There aren’t many technologies for Kubernetes. It appears that the Kubernetes ecosystem has stabilized and is not growing much.

  • https://karpenter.sh/ - A self-hosted approach for autoscaling Kubernetes nodes/pods applications.
  • https://velero.io/ - Just a backup system for Kubernetes that supports different types of Kubernetes installations.

Frontend

The list doesn’t have significant changes and only includes a few options related to Frontend/Mobile. I will discuss them broadly:

  • https://pinia.vuejs.org/ - Pinia is a state manager for VueJS, which is the recommended approach for VueJS. By implementation, it is close to the Mobx state manager from the React world.

  • https://astro.build/ - Astro is a framework for generating sites from content and supports an interesting “islands” approach, which allows the use of any frontend frameworks like React, VueJS, Angular.
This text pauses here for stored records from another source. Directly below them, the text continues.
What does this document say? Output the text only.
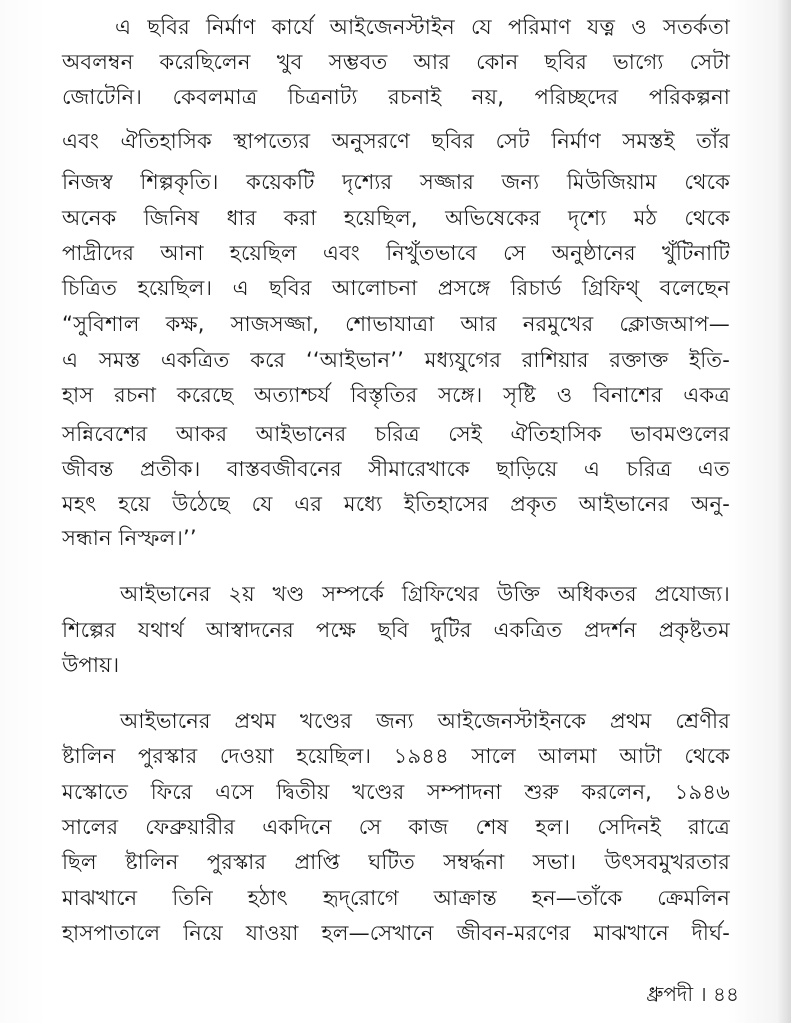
এ ছবির নির্মাণ কার্যে আইজেনস্টাইন যে পরিমাণ যত্ন ও সতর্কতা
অবলম্বন করেছিলেন খুব সম্ভবত আর কোন ছবির ভাগ্যে সেটা
জোটেনি। কেবলমাত্র চিত্রনাট্য রচনাই নয়, পরিচ্ছদের পরিকল্পনা
এবং ঐতিহাসিক স্থাপত্যের অনুসরণে ছবির সেট নির্মাণ সমস্তই তাঁর
নিজস্ব শিল্পকৃতি। কয়েকটি দৃশ্যের সজ্জার জন্য মিউজিয়াম থেকে
অনেক জিনিষ ধার করা হয়েছিল, অভিষেকের দৃশ্যে মঠ থেকে
পাদ্রীদের আনা হয়েছিল এবং নিখুঁতভাবে সে অনুষ্ঠানের খুঁটিনাটি
চিত্রিত হয়েছিল। এ ছবির আলোচনা প্রসঙ্গে রিচার্ড গ্রিফিথ্ বলেছেন
“সুবিশাল কক্ষ, সাজসজ্জা, শোভাযাত্রা আর নরমুখের ক্লোজআপ—
এ সমস্ত একত্রিত করে ‘‘আইভান’’ মধ্যযুগের রাশিয়ার রক্তাক্ত ইতি-
হাস রচনা করেছে অত্যাশ্চর্য বিস্তৃতির সঙ্গে। সৃষ্টি ও বিনাশের একত্র
সন্নিবেশের আকর আইভানের চরিত্র সেই ঐতিহাসিক ভাবমণ্ডলের
জীবন্ত প্রতীক। বাস্তবজীবনের সীমারেখাকে ছাড়িয়ে এ চরিত্র এত
মহৎ হয়ে উঠেছে যে এর মধ্যে ইতিহাসের প্রকৃত আইভানের অনু-
সন্ধান নিস্ফল।’’
আইভানের ২য় খণ্ড সম্পর্কে গ্রিফিথের উক্তি অধিকতর প্রযোজ্য।
শিল্পের যথার্থ আস্বাদনের পক্ষে ছবি দুটির একত্রিত প্রদর্শন প্রকৃষ্টতম
উপায়।
আইভানের প্রথম খণ্ডের জন্য আইজেনস্টাইনকে প্রথম শ্রেণীর
ষ্টালিন পুরস্কার দেওয়া হয়েছিল। ১৯৪৪ সালে আলমা আটা থেকে
মস্কোতে ফিরে এসে দ্বিতীয় খণ্ডের সম্পাদনা শুরু করলেন, ১৯৪৬
সালের ফেব্রুয়ারীর একদিনে সে কাজ শেষ হল। সেদিনই রাত্রে
ছিল ষ্টালিন পুরস্কার প্রাপ্তি ঘটিত সম্বর্দ্ধনা সভা। উৎসবমুখরতার
মাঝখানে তিনি হঠাৎ হৃদ্‌রোগে আক্রান্ত হন—তাঁকে ক্রেমলিন
হাসপাতালে নিয়ে যাওয়া হল—সেখানে জীবন-মরণের মাঝখানে দীর্ঘ-
ধ্রুপদী । ৪৪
The core of Astro is a compiler that receives content and generates HTML files, but the core is very small and allows engineers to use whatever they want. Astro is one of the best approaches for generating static websites at the moment. This site is also based on Astro.
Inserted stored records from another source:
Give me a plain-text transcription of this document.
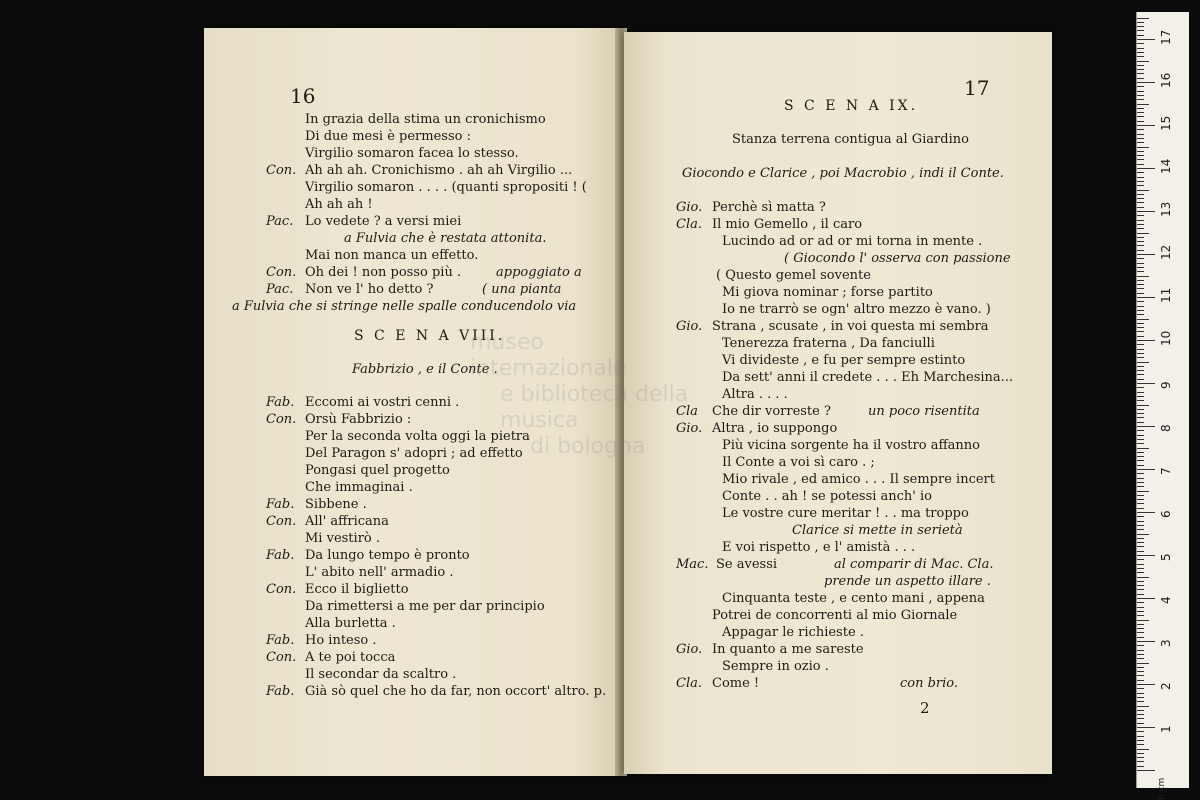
16
In grazia della stima un cronichismo
Di due mesi è permesso :
Virgilio somaron facea lo stesso.
Con. Ah ah ah. Cronichismo . ah ah Virgilio ...
Virgilio somaron . . . . (quanti spropositi ! (
Ah ah ah !
Pac. Lo vedete ? a versi miei
a Fulvia che è restata attonita.
Mai non manca un effetto.
Con. Oh dei ! non posso più .	appoggiato a
Pac. Non ve l' ho detto ?	( una pianta
a Fulvia che si stringe nelle spalle conducendolo via
S C E N A VIII.
Fabbrizio , e il Conte .
Fab. Eccomi ai vostri cenni .
Con. Orsù Fabbrizio :
Per la seconda volta oggi la pietra
Del Paragon s' adopri ; ad effetto
Pongasi quel progetto
Che immaginai .
Fab. Sibbene .
Con. All' affricana
Mi vestirò .
Fab. Da lungo tempo è pronto
L' abito nell' armadio .
Con. Ecco il biglietto
Da rimettersi a me per dar principio
Alla burletta .
Fab. Ho inteso .
Con. A te poi tocca
Il secondar da scaltro .
Fab. Già sò quel che ho da far, non occort' altro. p.
17
S C E N A IX.
Stanza terrena contigua al Giardino
Giocondo e Clarice , poi Macrobio , indi il Conte.
Gio. Perchè sì matta ?
Cla. Il mio Gemello , il caro
Lucindo ad or ad or mi torna in mente .
( Giocondo l' osserva con passione
( Questo gemel sovente
Mi giova nominar ; forse partito
Io ne trarrò se ogn' altro mezzo è vano. )
Gio. Strana , scusate , in voi questa mi sembra
Tenerezza fraterna , Da fanciulli
Vi divideste , e fu per sempre estinto
Da sett' anni il credete . . . Eh Marchesina...
Altra . . . .
Cla Che dir vorreste ?	un poco risentita
Gio. Altra , io suppongo
Più vicina sorgente ha il vostro affanno
Il Conte a voi sì caro . ;
Mio rivale , ed amico . . . Il sempre incert
Conte . . ah ! se potessi anch' io
Le vostre cure meritar ! . . ma troppo
Clarice si mette in serietà
E voi rispetto , e l' amistà . . .
Mac. Se avessi	al comparir di Mac. Cla.
prende un aspetto illare .
Cinquanta teste , e cento mani , appena
Potrei de concorrenti al mio Giornale
Appagar le richieste .
Gio. In quanto a me sareste
Sempre in ozio .
Cla. Come !	con brio.
2
museo internazionale
e biblioteca della musica
di bologna
0 cm
1
2
3
4
5
6
7
8
9
10
11
12
13
14
15
16
17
  • https://voyager.adriel.cafe/ - A routing solution for mobile applications, utilizing an interesting approach related to nested routes/pages, where we can open one page, inside which we can have second pages and so on.
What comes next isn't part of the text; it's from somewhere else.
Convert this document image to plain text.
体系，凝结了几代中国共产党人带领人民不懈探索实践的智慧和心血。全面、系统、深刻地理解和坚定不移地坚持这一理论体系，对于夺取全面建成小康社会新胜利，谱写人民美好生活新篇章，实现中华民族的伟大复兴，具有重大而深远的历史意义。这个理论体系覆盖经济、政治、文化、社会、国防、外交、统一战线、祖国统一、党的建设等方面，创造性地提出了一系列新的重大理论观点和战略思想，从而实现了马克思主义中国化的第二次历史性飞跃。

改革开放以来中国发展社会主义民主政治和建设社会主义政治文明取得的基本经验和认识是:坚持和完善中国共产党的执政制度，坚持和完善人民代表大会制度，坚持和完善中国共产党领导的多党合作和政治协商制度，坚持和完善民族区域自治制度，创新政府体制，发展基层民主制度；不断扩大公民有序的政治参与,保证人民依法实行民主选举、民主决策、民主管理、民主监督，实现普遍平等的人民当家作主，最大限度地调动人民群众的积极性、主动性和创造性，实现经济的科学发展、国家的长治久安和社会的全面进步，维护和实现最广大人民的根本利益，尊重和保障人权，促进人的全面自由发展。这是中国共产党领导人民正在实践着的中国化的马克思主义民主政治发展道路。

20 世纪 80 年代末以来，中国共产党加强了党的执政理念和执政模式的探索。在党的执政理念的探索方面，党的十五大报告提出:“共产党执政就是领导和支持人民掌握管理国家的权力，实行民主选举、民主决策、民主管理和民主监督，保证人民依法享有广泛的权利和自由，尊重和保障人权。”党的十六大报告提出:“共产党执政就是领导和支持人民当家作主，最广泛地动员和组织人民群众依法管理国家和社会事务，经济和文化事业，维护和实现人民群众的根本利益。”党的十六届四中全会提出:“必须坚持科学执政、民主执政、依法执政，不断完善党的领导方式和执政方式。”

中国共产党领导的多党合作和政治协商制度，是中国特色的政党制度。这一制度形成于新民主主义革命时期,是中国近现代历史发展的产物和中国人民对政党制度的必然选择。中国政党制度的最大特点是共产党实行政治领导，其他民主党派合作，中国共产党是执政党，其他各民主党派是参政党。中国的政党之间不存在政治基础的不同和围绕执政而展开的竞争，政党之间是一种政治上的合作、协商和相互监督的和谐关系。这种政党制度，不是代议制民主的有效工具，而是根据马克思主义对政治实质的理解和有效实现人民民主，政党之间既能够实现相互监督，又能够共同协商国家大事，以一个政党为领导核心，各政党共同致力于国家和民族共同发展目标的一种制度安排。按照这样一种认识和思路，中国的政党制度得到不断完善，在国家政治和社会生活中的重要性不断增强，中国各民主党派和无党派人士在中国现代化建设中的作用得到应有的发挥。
  • https://github.com/electric-sql/electric - One of the most challenging parts of complex applications is managing state. Usually, most web applications only work if you have an internet connection. Only a few applications are offline first. But if an engineer wants to create offline-first applications, it creates a lot of complexity. Electric tries to solve part of this complexity by managing local storage for clients, which will automatically sync with the backend when the internet is available. I agree that such technologies are very important, but I have seen many similar technologies over the last 6 years, and it still is not a common approach.

Developing Tools

ML will continue to grow

I think at least in three aspects, ML will improve in the future:

  • Quality of models. Every six months, the quality of models improves, which opens access to new types of tasks. But this is obvious.
  • Good small models. Currently, LLM models require a lot of GPU memory or are slow, which limits cases of local usage. 8b models we can run locally on ordinary hardware but still have concerns about quality and speed. I think in the future, we will see more 2b models which provide reasonable quality and performance, opening access for a lot of local software that would use LLM in mobile phones, open-source projects, and games.
  • Agents. Currently, a lot of our usage is models that answer one question at a time. However, many papers show that this isn’t the optimal solution because models can generate sometimes strange answers. A better approach is to generate five answers and use a different LLM query to choose the best/common answer. Also, we can set up different personalities, which would increase the performance of operations. Additionally, we can add knowledge from databases and the internet. We can do it manually, but it isn’t optimal. As a solution, we could use an Agent approach where we set up a system that asks LLM multiple times, reviews answers, searches for information, searches for additional information, and many other things. Systems that implement basic ideas exist now, but there still isn’t a common solution for the majority of users, and the quality of LLM models doesn’t allow for it. However, this is a big topic that I think will significantly improve with new releases of LLM and finding new approaches.

Improvements in Observability

More tools will arrive that collect all types of data from our services and aggregate them in one interface. Currently, we usually have logs, metrics, and traces that we need to analyze in different interfaces. But we can combine all this data at the source and show it in one interface based on tracings. This significantly helps to find problems in services.

Also, we will see new tools that use LLM for analyzing metrics/alerts. LLMs will have the option to create early alerts that a system might have problems, also LLM can help with choosing critical levels of problems and find similar problems in the past.